Rezdiffra got company when the FDA adds MASH as an indication for Wegovy (semaglutide)

For more than a year, Rezdiffra had the territory of FDA-approved treatments of MASH to itself. That changed on Aug. 15, 2025, when the FDA added MASH as an indication for the 2.4-mg injected dose of semaglutide, sold under the now-famous brand name of Wegovy. According to the FDA announcement of the approval, an interim analysis at week 72 of a phase 3 trial (called ESSENCE) showed 63% of study participants receiving Wegovy had MASH resolution and no worsening of fibrosis compared with 34% of participants receiving placebo, and 37% of participants on Wegovy had improvement in fibrosis and no worsening of MASH, compared with 22% of participants in the placebo group. The FDA announcement said the trial will continue for a total of 240 weeks to determine whether inflammation and scarring improvements seen after 72 weeks translate into decreases in death, liver transplant and other liver-related events. In January 2026, IQVIA described the approval of Wegovy for MASH as approval for MASH marks as “a watershed moment, as it is the second ever MASH-specific therapy to be approved and the first GLP-1 [glucagon-like peptide 1] receptor antagonist, giving it momentum to significantly disrupt the MASH treatment market.” The WAC price of a year’s supply of Wegovy as a 2.4-mg injection is $16,188.24. But Novo Nordisk is selling it on the direct-to-consumer market at a price of $349 a month, which works out to $4,188 for the year.

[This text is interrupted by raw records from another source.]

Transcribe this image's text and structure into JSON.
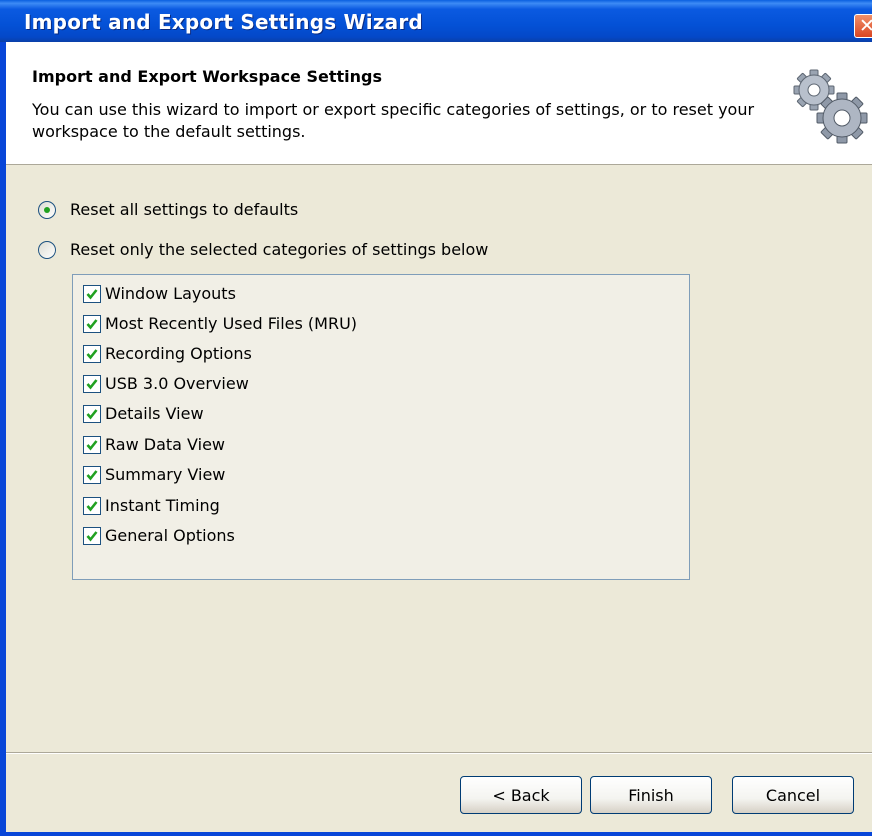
{
  "window": {
    "title": "Import and Export Settings Wizard"
  },
  "header": {
    "title": "Import and Export Workspace Settings",
    "description": "You can use this wizard to import or export specific categories of settings, or to reset your workspace to the default settings."
  },
  "options": [
    {
      "label": "Reset all settings to defaults",
      "checked": true
    },
    {
      "label": "Reset only the selected categories of settings below",
      "checked": false
    }
  ],
  "categories": [
    {
      "label": "Window Layouts",
      "checked": true
    },
    {
      "label": "Most Recently Used Files (MRU)",
      "checked": true
    },
    {
      "label": "Recording Options",
      "checked": true
    },
    {
      "label": "USB 3.0 Overview",
      "checked": true
    },
    {
      "label": "Details View",
      "checked": true
    },
    {
      "label": "Raw Data View",
      "checked": true
    },
    {
      "label": "Summary View",
      "checked": true
    },
    {
      "label": "Instant Timing",
      "checked": true
    },
    {
      "label": "General Options",
      "checked": true
    }
  ],
  "buttons": {
    "back": "< Back",
    "finish": "Finish",
    "cancel": "Cancel"
  },
  "colors": {
    "titlebar": "#0451d6",
    "checkmark": "#21a121",
    "background": "#ece9d8"
  },
  "icons": {
    "header": "gears-icon",
    "close": "close-icon"
  }
}
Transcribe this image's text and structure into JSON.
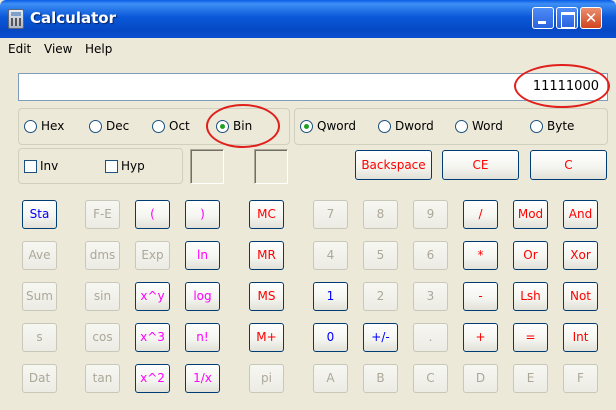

The MASH pipeline is nice and full

The number of people with MASH, noninvasive testing and the early success of Rezdiffra (and presumably Wegovy) are stoking interest in MASH drugs. Tincopa and her colleagues discuss nine different therapies in development in the emerging therapies section of their Annual Reviews paper, plus gene therapy. Boehringer Ingelheim is developing survodutide, which is a dual GLP-1 and glucagon receptor agonist. Researchers reported positive results from s phase 2 trial of survodutide for MASH in the New England Journal of Medicine in June 2024. The drug is being assessed in phase 3 trials as treatment for obesity and MASH. Meanwhile, Eli Lilly is testing its blockbuster drug, tirzepatide, as treatment for MASH. Tirzepatide, which also has dual action on GLP-1 and gastric inhibitory polypeptide receptors, is already on the market as Mounjaro for Type 2 diabetes and as Zepbound for weight loss. We will provide a full review of the drugs in development for MASH at a future date.